La battaglia sulla rifirma sanitaria, il primo scontro frontale al quale si preparano Donald Trump e i repubblicani per cancellare l’eredità di Barack Obama, è cominciata. Obama ha mobilitato ieri le truppe democratiche in minoranza al Parlamento, incontrandole a porte chiuse per prepararle all’offensiva che incombe. Mentre allo stesso tempo il vicepresidente entrante Mike Pence arringava deputati e senatori conservatori sotto le bandiere di un’agenda di deregulation e risposte di mercato alla crisi della sanità da varare fin dai prossimi mesi.
«Non abbiate dubbi – ha detto Pence – manterremo la promessa di eliminare Obamacare e sostituirla con soluzioni che abbassino i costi dell’assistenza senza gonfiare la spesa del governo».
Pence ha inoltre affermato che Trump è pronto a ricorrere ai suoi poteri esecutivi per guidare una svolta ordinata che non abbandoni chi oggi beneficia della riforma. Ma questo dopo che il futuro presidente aveva condannato senza riserve Obamacare twittando che «non funziona ed è insostenibile». Trump ha rincarato la dose apostrofandola come «un disastro» e attaccando come «un clown» il leader democratico al Senato Chuck Schumer, che l’aveva accusato di voler «far ammalare di nuovo l’America».
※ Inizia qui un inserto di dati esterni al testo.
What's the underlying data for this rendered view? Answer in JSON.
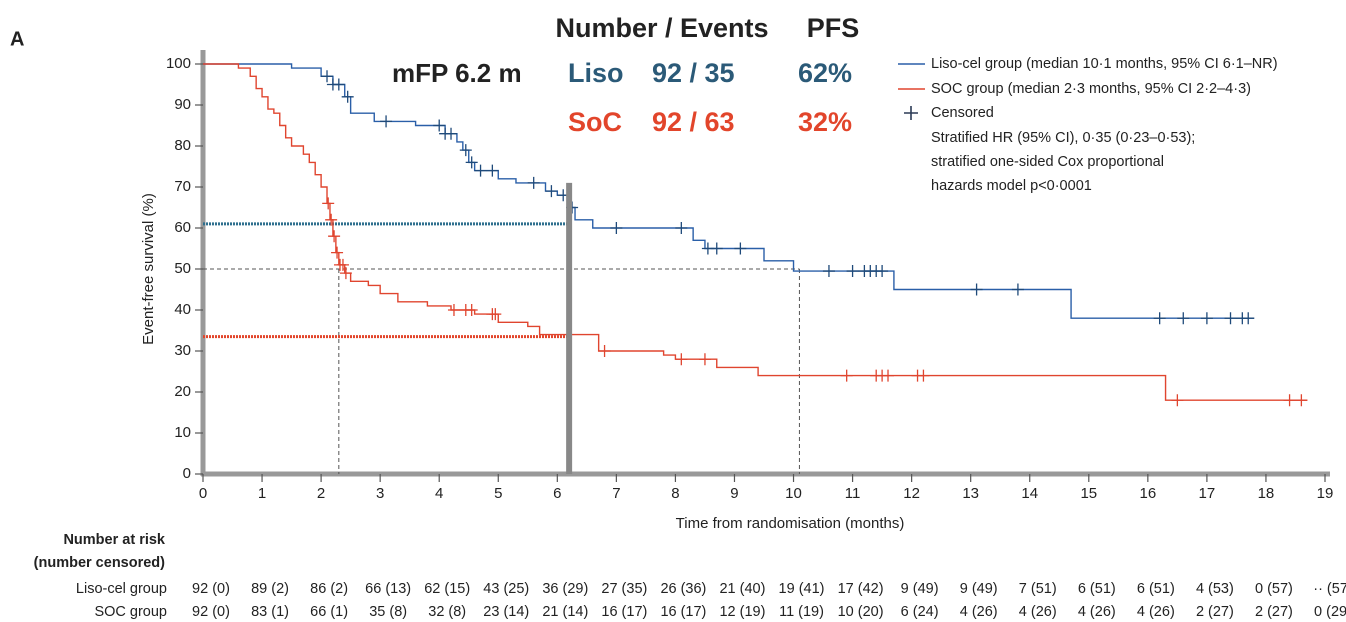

L’assalto di Trump è scattato all’indomani di nuovi exploit su un’altra priorotà dichiarata, il libero scambio, dove ha preso di mira la Gm per importazioni di veicoli dal Messico, spinto Ford ad annullare un impianto a sud del Rio Grande e nominato rappresentante commerciale un esperto di tariffe punitive, Robert Lighthizer. Trump ha inoltre ormai scelto per la Sec l’avvocato di Wall Street Jay Clayton, con l’obiettivo di ammorbidire i controlli sulla finanza.
È su Obamacare, però, che si gioca la partita cruciale di politica interna. I repubblicani hanno subito compiuto i primi passi formali per un ribaltamento della legislazione. Il presidente della Commissione Bilancio del Senato Mike Enzi ha presentato una mozione da votare al più presto che prescrive la cosiddetta “reconciliation”, una procedura di fast track che consente di intervenire su provvedimenti con impatto fiscale – quali Obamacare – limitando il dibattito e approvandoli a maggioranza semplice, superando rischi di ostruzionismo al Senato dove normalmente servirebbe un sostegno di due terzi. Leader repubblicani hanno indicato che un’alternativa compiuta alla riforma avrà bisogno di forse sei mesi, ma altri accelerano. La mozione di Enzi chiede che un progetto di reconciliation sia preparato entro il 27 gennaio. E la deputata Marsha Blackburn promette addirittura l’invio di un piano definitivo a Trump per la firma entro il 20 febbraio.
Questa frenesia non significa affatto che la battaglia sulla sanità sarà facile o lineare. Lo stesso Trump ha ammesso di essere aperto a preservare alcune delle misure più popolari di Obamacare, da clausole di non discriminazione per pazienti con malattie pre-esistenti alla possibilità dei genitori di tenere i figli sulle polizze fino a 26 anni.
Limiti e problemi della legge sono emersi, da aumenti medi quest’anno del 25% nei premi assicurativi, che colpiscono i ceti medi, alla riduzione dei provider di assistenza, spingendo una pluralità di americani, stando ai sondaggi della Kaiser Foundation, a criticare le legge. Cinque Stati hanno oggi una sola società negli Exchange, le borse sanitarie create per acquistare polizze standard e distribuire sussidi. I risultati sono però altrettanto sicuri: 22 milioni di nuovi assicurati hanno ridotto il tasso di chi è senza copertura al minimo record del 10 per cento.
Obama ha ricordato ai democratici simili conquiste per definire la legge da migliorare, non cancellare, frutto di sforzi riformatori durati decenni. E ha evidenziato che la salute di Medicare, l’assistenza federale per gli anziani, è legata alla riforma: tasse e risparmi che la finanziano finiscono anche a questo programma. I repubblicani, da parte loro, devono tuttora risolvere divergenze al loro interno per procedere. Poche idee della loro alternativa sono al momento chiare, tra queste l’abbattimento di barriere statali tra gli assicuratori per stimolare la concorrenza. C’è inoltre chi immagina una sostituzione graduale di Obamacare in tre o quattro anni e chi invoca al più uno o due anni, entro le prossime elezioni congressuali. Alcuni vogliono che il progetto conservatore sia contestuale alla cancellazione della riforma democratica, altri vorrebbero prendere tempo.